"Should Medicare allow total joints in ASCs? Q&A with Drs. Barry Waldman, Derek Johnson" - Becker's ASC Review

Published January 20, 2017

By Laura Dyrda

Outpatient total joint replacements are gaining steam; physicians across the country are preforming outpatient total joints in hospitals as well as ASCs. Medicare is also considering removing total joint replacements from the inpatient only list.

Barry Waldman, MD, director of the Center for Joint Preservation and Replacement at the Rubin Institute for Advanced Orthopedics in Baltimore, and Derek Johnson, MD, an orthopedic surgeon and secretary at Denver-Vail Orthopedics discuss outpatient total joint replacements in their practices and where the procedure is headed in the future.

Question: Why do you feel Medicare should or shouldn't allow total knee replacements in the outpatient ASC setting?

Dr. Derek Johnson: I feel it is in the best interest for Medicare to allow joint replacement to occur in the outpatient setting due to the substantial cost savings for the system. An ambulatory surgery center can likely provide joint replacement in the healthy Medicare population at a cost 25 percent to 40 percent lower than traditional hospital costs. Ambulatory surgery centers are often found to have lower infection rates and complication rates compared to inpatient hospitals as they are not commonly caring for patients with infections and complex medical problems.

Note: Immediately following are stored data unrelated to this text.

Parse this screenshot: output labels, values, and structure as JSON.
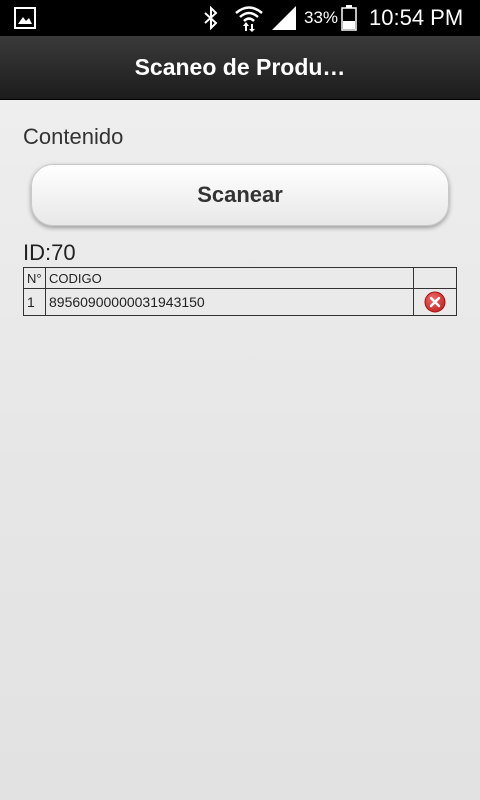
{
  "status_bar": {
    "battery_percent": "33%",
    "time": "10:54 PM",
    "icons": [
      "gallery-notification-icon",
      "bluetooth-icon",
      "wifi-icon",
      "signal-icon",
      "battery-icon"
    ]
  },
  "header": {
    "title": "Scaneo de Produ…"
  },
  "main": {
    "content_label": "Contenido",
    "scan_button_label": "Scanear",
    "id_label": "ID:70"
  },
  "table": {
    "headers": [
      "N°",
      "CODIGO",
      ""
    ],
    "rows": [
      {
        "n": "1",
        "codigo": "89560900000031943150",
        "action_icon": "delete-icon"
      }
    ]
  },
  "colors": {
    "header_bg": "#1c1c1c",
    "status_bg": "#000000",
    "delete_red": "#d32f2f"
  }
}
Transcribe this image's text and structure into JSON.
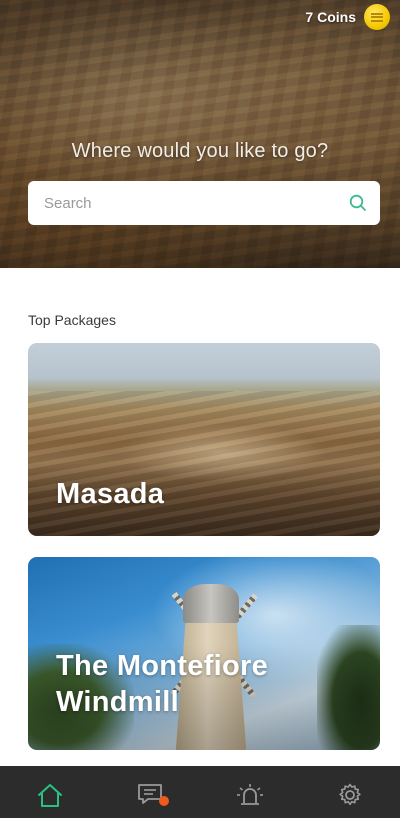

Dr. Barry Waldman: Outpatient knee replacement is an exciting development as it is more pleasant and convenient for a select group of patients. It also can be dramatically less expensive, as much as 40 percent cheaper, with no decrease in safety. I think that Medicare has duty to both its enrollees and to the nation's taxpayers to approve this for some total knee cases.

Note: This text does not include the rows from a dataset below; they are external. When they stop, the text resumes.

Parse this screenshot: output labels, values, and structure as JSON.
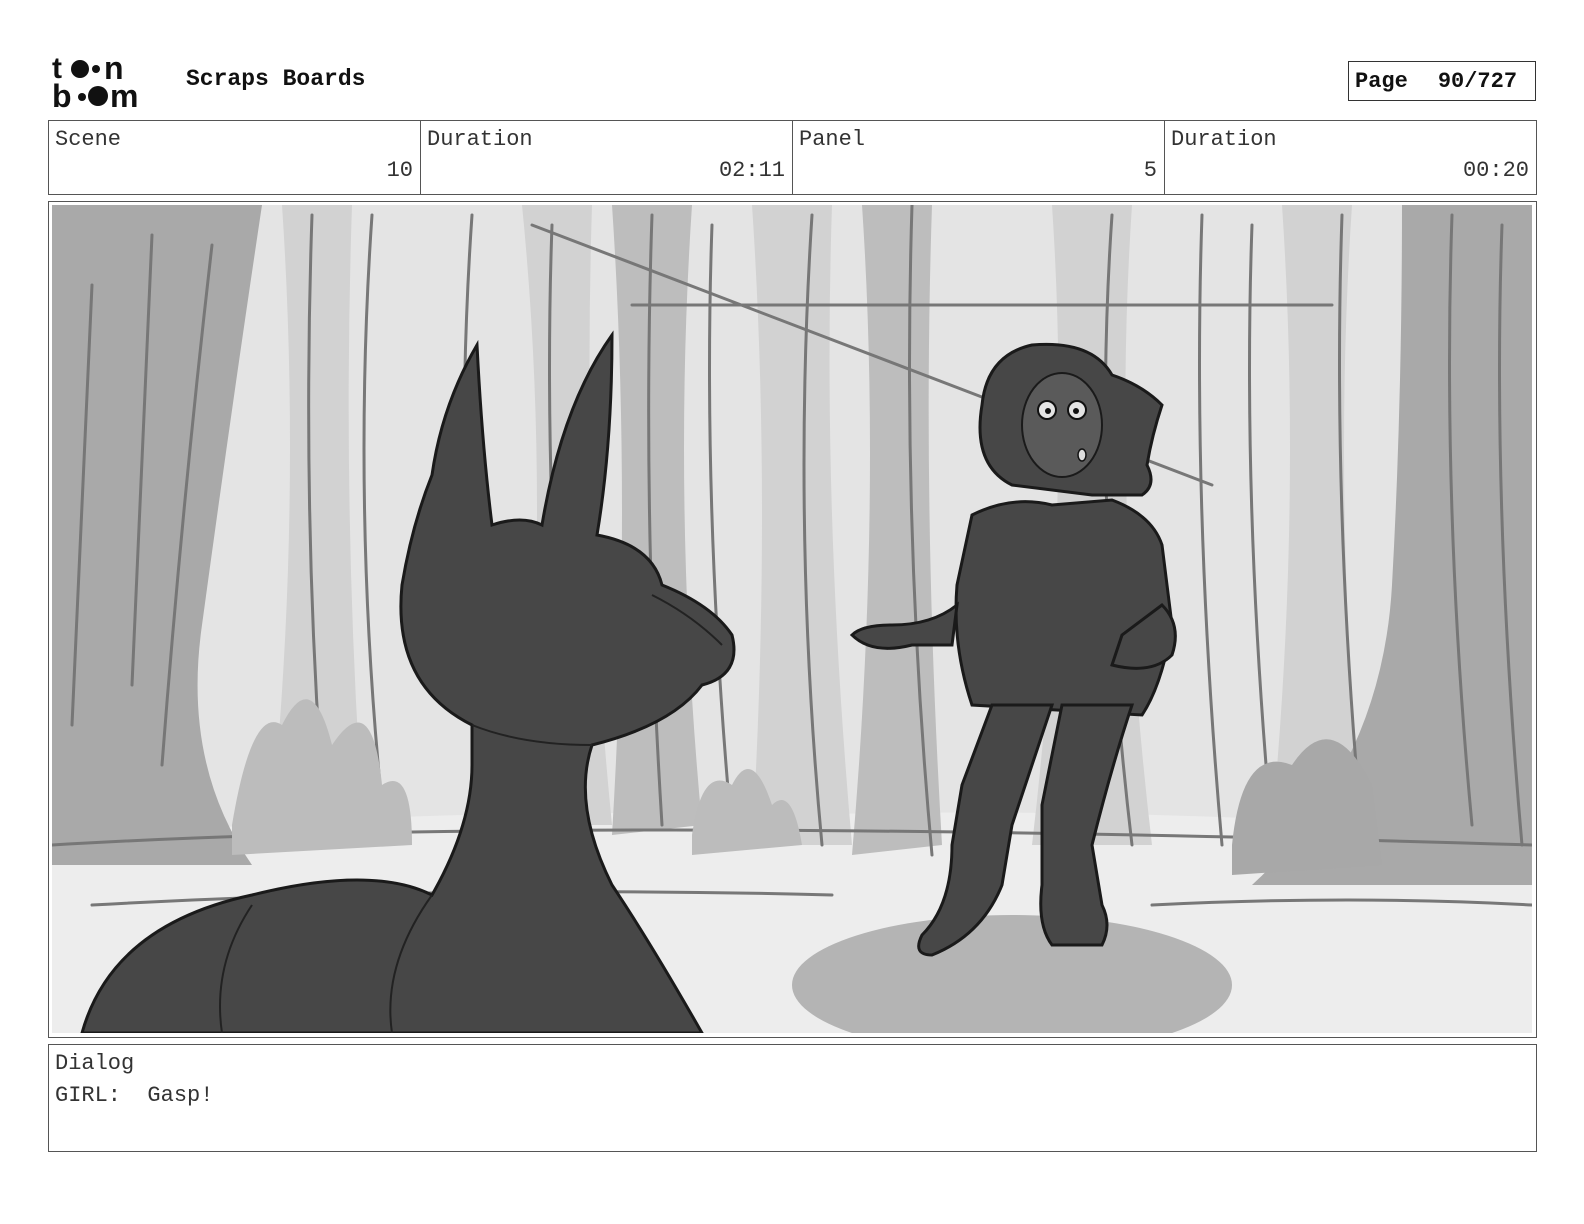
{
  "header": {
    "brand": "toon boom",
    "title": "Scraps Boards",
    "page_label": "Page",
    "page_value": "90/727"
  },
  "info": {
    "scene_label": "Scene",
    "scene_value": "10",
    "scene_duration_label": "Duration",
    "scene_duration_value": "02:11",
    "panel_label": "Panel",
    "panel_value": "5",
    "panel_duration_label": "Duration",
    "panel_duration_value": "00:20"
  },
  "dialog": {
    "label": "Dialog",
    "text": "GIRL:  Gasp!"
  }
}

Q: What are the key concepts for total joint surgeons to consider when deciding whether to expand their practice to include outpatient total joints?

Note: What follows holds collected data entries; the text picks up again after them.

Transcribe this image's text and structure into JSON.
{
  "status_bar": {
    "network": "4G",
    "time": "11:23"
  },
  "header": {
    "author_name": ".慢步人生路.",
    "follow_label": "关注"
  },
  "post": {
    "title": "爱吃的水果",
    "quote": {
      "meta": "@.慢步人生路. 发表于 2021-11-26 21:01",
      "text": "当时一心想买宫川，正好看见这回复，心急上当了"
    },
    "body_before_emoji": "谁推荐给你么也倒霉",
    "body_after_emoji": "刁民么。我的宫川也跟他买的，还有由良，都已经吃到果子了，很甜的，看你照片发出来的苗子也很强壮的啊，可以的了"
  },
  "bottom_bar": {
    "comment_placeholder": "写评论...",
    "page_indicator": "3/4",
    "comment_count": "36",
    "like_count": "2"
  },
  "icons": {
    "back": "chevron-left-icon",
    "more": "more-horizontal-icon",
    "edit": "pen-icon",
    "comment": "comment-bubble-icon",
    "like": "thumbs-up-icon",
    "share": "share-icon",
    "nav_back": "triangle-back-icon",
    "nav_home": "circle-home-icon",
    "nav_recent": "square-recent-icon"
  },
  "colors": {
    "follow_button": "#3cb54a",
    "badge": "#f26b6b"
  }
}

BW: Any physician considering outpatient knee replacement should have extensive experience with both knee replacement and the postoperative care involved. The highest volume surgeons are the ones who will feel most comfortable and take the lead in this area.

DJ: Surgeon volume and current quality must first be considered. I also feel it is necessary to be comfortable performing short-stay and same day discharge for joint replacement patients in a hospital setting prior to transitioning to an ambulatory surgery center. I performed over 150 same day discharges at an inpatient hospital and had nearly 90 percent of my patients discharging on the day of surgery or post-op day one prior to transitioning joint replacement to ambulatory surgery centers.

Q: How could Medicare removing total joint replacements off of the inpatient only list affect the quality and cost of care?

DJ: Please see cost comments and comments regarding infection above. In addition, ASCs can offer a better patient experience by decreasing the time spent at the facility. My same day discharge patients at the hospital often spend 10 to 12 hours at each facility due to inefficiencies encountered in the inpatient setting and government required paperwork and processes. In the ASC, most patients spend less than six hours at the facility.

BW: As I mentioned earlier, an inpatient total knee replacement can cost $30,000 or more, sometimes twice as much. Our center can do a total knee replacement for about $23,000. There are certainly a large number of patients with other medical problems that are not appropriate for outpatient surgery but I believe that up to 30 percent of patients could eventually have their surgery in an ASC saving millions of dollars for Medicare. Our center has also been able to save additional money using a ConforMIS patient matched knee as it dramatically lowers the number of instruments we need and the cost to process them. The preliminary data shows no difference in complication rates if patients are carefully selected.

Q: What are the most important patient selection factors for outpatient total joints?

BW: The most important criteria are relative lack of serious medical problems such as diabetes, heart disease and obesity. Patient motivation and a good support system at home are also crucial.

DJ: Overall health is the most important factor. I would recommend against diabetic patients or patients with multiple medical comorbidities. Also, BMI is a very good predictor of same-day discharge. Most patients should have a BMI under 30. Select patients with a BMI between 30 and 35 may be candidates, but I would avoid any patient with a BMI greater than 35. Age is also a predictor. Patients 65-70 are much more likely to discharge the day of surgery than patients greater than 80. Although, I do have a handful of patients every year 80-plus that are able to discharge the day of surgery.

Q: What percentage of your Medicare total joint patients could be taken outpatient if it were allowed?

BW: Again, up to 30 percent of Medicare patients would eventually benefit from outpatient total knee replacement, especially in centers that have a 23-hour stay capability.

DJ: At this point, approximately 25 percent of my Medicare age patients are discharging the day of surgery. However, if you look at my patients 65 to 70 [years old], approximately 40 percent are discharging the day of surgery. This however, is done in the hospital. I think those numbers could increase if we were able to perform the surgeries in the ASC setting. I have seen this in my unicompartmental arthroplasty patients. Ninety percent of my Medicare unicompartmental arthroplasty patients performed in ASCs discharge the day of surgery without a 23-hour stay, while only 50 percent of my unicompartmental arthroplasty patients performed in the hospital discharge same day.